Second most common cause of alopecia
Etiology and Pathophysiology
- The hair cycle consists of two predominant phases. The anagen (growth phase) and the telogen (resting phase), lasting ~3 years and 3 months, respectively. On the scalp, ~10–15% of hairs are in the telogen phase normally. Due to the presence of some types of external/internal stress, there may be an increase in the percentage of telogen hairs. As new anagen hairs emerge, these telogen hair follicles are forced out. The preceding event usually occurs 2 to 3 months prior to the appearance of hair loss.
- It is hypothesized that substance P plays a key role in the pathogenesis of TE through various mechanisms (1). Studies have been conducted on human hair follicles in vitro and mice hair follicles in vivo, which support this theory.
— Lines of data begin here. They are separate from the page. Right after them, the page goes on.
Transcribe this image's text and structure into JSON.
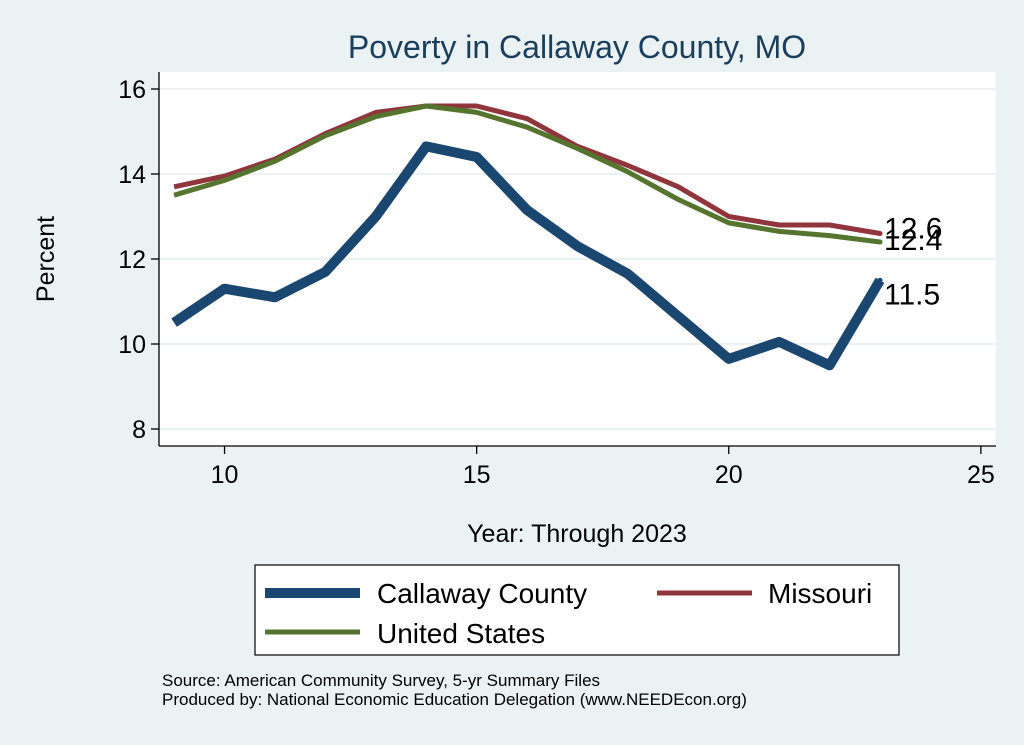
{
  "chart_data": {
    "type": "line",
    "title": "Poverty in Callaway County, MO",
    "xlabel": "Year: Through 2023",
    "ylabel": "Percent",
    "xlim": [
      8.7,
      25.3
    ],
    "ylim": [
      7.6,
      16.4
    ],
    "xticks": [
      10,
      15,
      20,
      25
    ],
    "yticks": [
      8,
      10,
      12,
      14,
      16
    ],
    "grid": true,
    "legend_position": "bottom",
    "series": [
      {
        "name": "Callaway County",
        "color": "#1a476f",
        "line_weight": "thick",
        "x": [
          9,
          10,
          11,
          12,
          13,
          14,
          15,
          16,
          17,
          18,
          19,
          20,
          21,
          22,
          23
        ],
        "values": [
          10.5,
          11.3,
          11.1,
          11.7,
          13.0,
          14.65,
          14.4,
          13.15,
          12.3,
          11.65,
          10.65,
          9.65,
          10.05,
          9.5,
          11.5
        ],
        "end_label": "11.5"
      },
      {
        "name": "Missouri",
        "color": "#90353b",
        "line_weight": "medium",
        "x": [
          9,
          10,
          11,
          12,
          13,
          14,
          15,
          16,
          17,
          18,
          19,
          20,
          21,
          22,
          23
        ],
        "values": [
          13.7,
          13.95,
          14.35,
          14.95,
          15.45,
          15.6,
          15.6,
          15.3,
          14.65,
          14.2,
          13.7,
          13.0,
          12.8,
          12.8,
          12.6
        ],
        "end_label": "12.6"
      },
      {
        "name": "United States",
        "color": "#55752f",
        "line_weight": "medium",
        "x": [
          9,
          10,
          11,
          12,
          13,
          14,
          15,
          16,
          17,
          18,
          19,
          20,
          21,
          22,
          23
        ],
        "values": [
          13.5,
          13.85,
          14.3,
          14.9,
          15.35,
          15.6,
          15.45,
          15.1,
          14.6,
          14.05,
          13.4,
          12.85,
          12.65,
          12.55,
          12.4
        ],
        "end_label": "12.4"
      }
    ]
  },
  "legend_order": [
    "Callaway County",
    "Missouri",
    "United States"
  ],
  "colors": {
    "background": "#eaf2f3",
    "plot_background": "#ffffff",
    "grid": "#eaf2f3",
    "title": "#1a3e5c"
  },
  "source": {
    "line1": "Source: American Community Survey, 5-yr Summary Files",
    "line2": "Produced by: National Economic Education Delegation (www.NEEDEcon.org)"
  }
}
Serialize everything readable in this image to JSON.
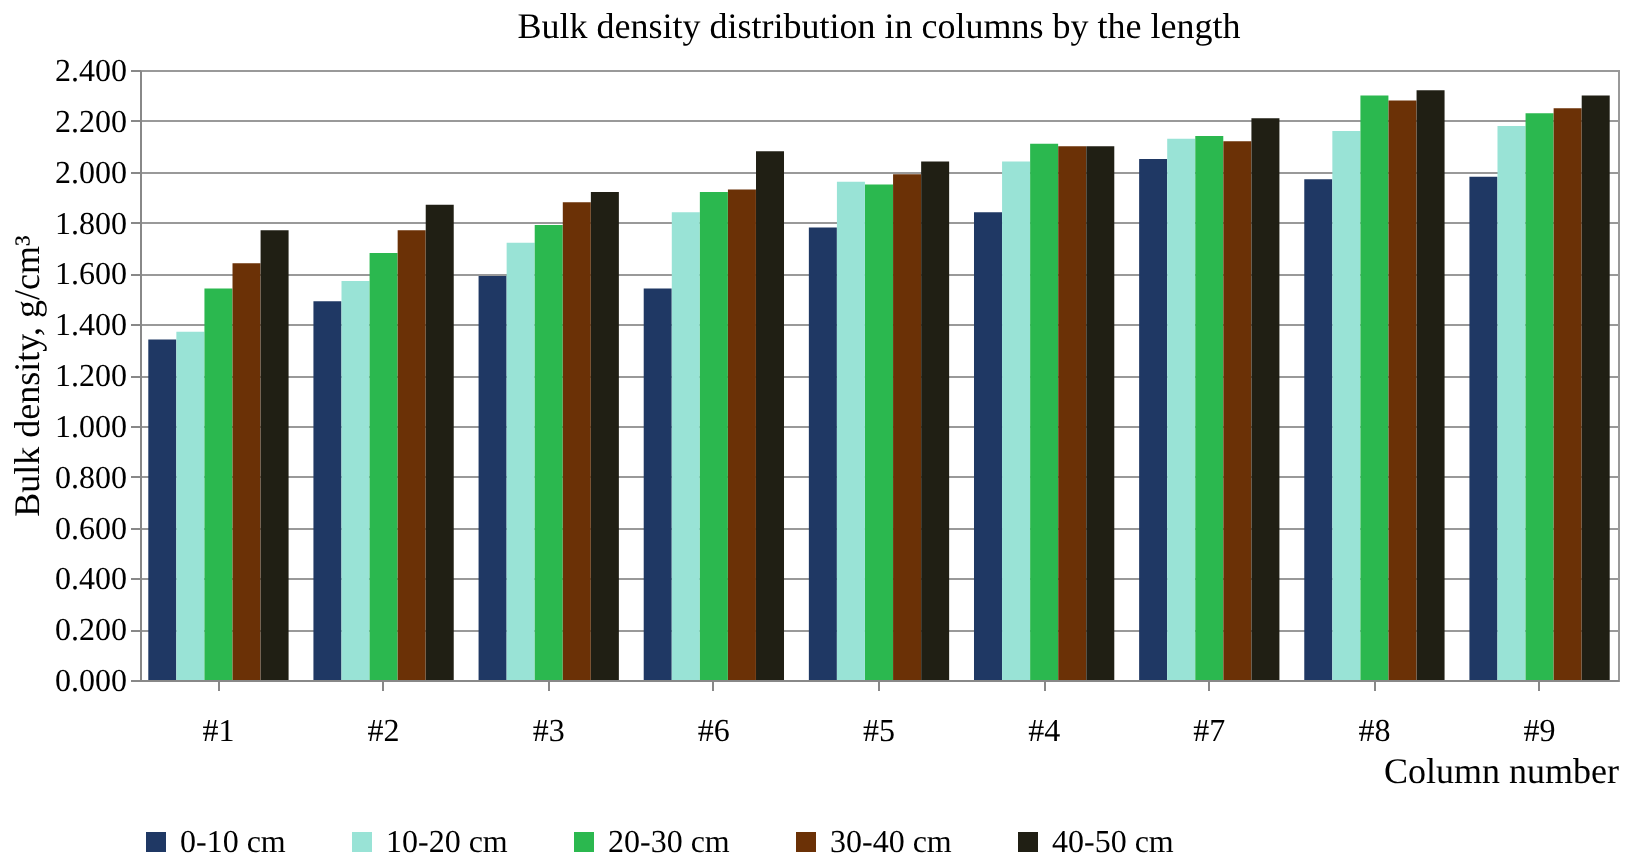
{
  "chart_data": {
    "type": "bar",
    "title": "Bulk density distribution in columns by the length",
    "xlabel": "Column number",
    "ylabel": "Bulk density, g/cm³",
    "categories": [
      "#1",
      "#2",
      "#3",
      "#6",
      "#5",
      "#4",
      "#7",
      "#8",
      "#9"
    ],
    "series": [
      {
        "name": "0-10 cm",
        "color": "#1f3864",
        "values": [
          1.34,
          1.49,
          1.59,
          1.54,
          1.78,
          1.84,
          2.05,
          1.97,
          1.98
        ]
      },
      {
        "name": "10-20 cm",
        "color": "#99e3d6",
        "values": [
          1.37,
          1.57,
          1.72,
          1.84,
          1.96,
          2.04,
          2.13,
          2.16,
          2.18
        ]
      },
      {
        "name": "20-30 cm",
        "color": "#2bb84f",
        "values": [
          1.54,
          1.68,
          1.79,
          1.92,
          1.95,
          2.11,
          2.14,
          2.3,
          2.23
        ]
      },
      {
        "name": "30-40 cm",
        "color": "#6b3106",
        "values": [
          1.64,
          1.77,
          1.88,
          1.93,
          1.99,
          2.1,
          2.12,
          2.28,
          2.25
        ]
      },
      {
        "name": "40-50 cm",
        "color": "#201f14",
        "values": [
          1.77,
          1.87,
          1.92,
          2.08,
          2.04,
          2.1,
          2.21,
          2.32,
          2.3
        ]
      }
    ],
    "ylim": [
      0,
      2.4
    ],
    "yticks": [
      {
        "value": 0,
        "label": "0.000"
      },
      {
        "value": 0.2,
        "label": "0.200"
      },
      {
        "value": 0.4,
        "label": "0.400"
      },
      {
        "value": 0.6,
        "label": "0.600"
      },
      {
        "value": 0.8,
        "label": "0.800"
      },
      {
        "value": 1.0,
        "label": "1.000"
      },
      {
        "value": 1.2,
        "label": "1.200"
      },
      {
        "value": 1.4,
        "label": "1.400"
      },
      {
        "value": 1.6,
        "label": "1.600"
      },
      {
        "value": 1.8,
        "label": "1.800"
      },
      {
        "value": 2.0,
        "label": "2.000"
      },
      {
        "value": 2.2,
        "label": "2.200"
      },
      {
        "value": 2.4,
        "label": "2.400"
      }
    ],
    "grid": "y",
    "legend": "bottom"
  }
}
- Role of substance P includes the following (2):
- Upregulation of substance P receptor, NK1, at the gene and protein level, leading to premature catagen development and hair growth inhibition
- Upregulation of nerve growth factor (NGF) and subsequently its hair apoptosis–producing receptor, p75NTR
- Downregulation of hair growth–promoting receptor, TrkA
- Upregulation of major histocompatibility class (MHC) I and β2-microglobulin, resulting in loss of hair follicle immune-privilege
- Increase in tumor necrosis factor-α release by mast cells resulting in hair keratinocyte apoptosis
- Decreased cortisol levels in chronic stress states may also enhance the effects of substance P.
- Major surgery
- Thyroid disorder
- Febrile illness
- Allergic contact dermatitis (3)
- Iron deficiency anemia (4)
- Excess vitamin A
- Protein-calorie restriction
- End-stage liver or renal disease
- Hormonal changes (including pregnancy, delivery, and estrogen-containing medications)
- Chronic stress
- Drug induced (β-blockers, anticonvulsants, antidepressants, anticoagulants, retinoids, ACE-inhibitors, etc.)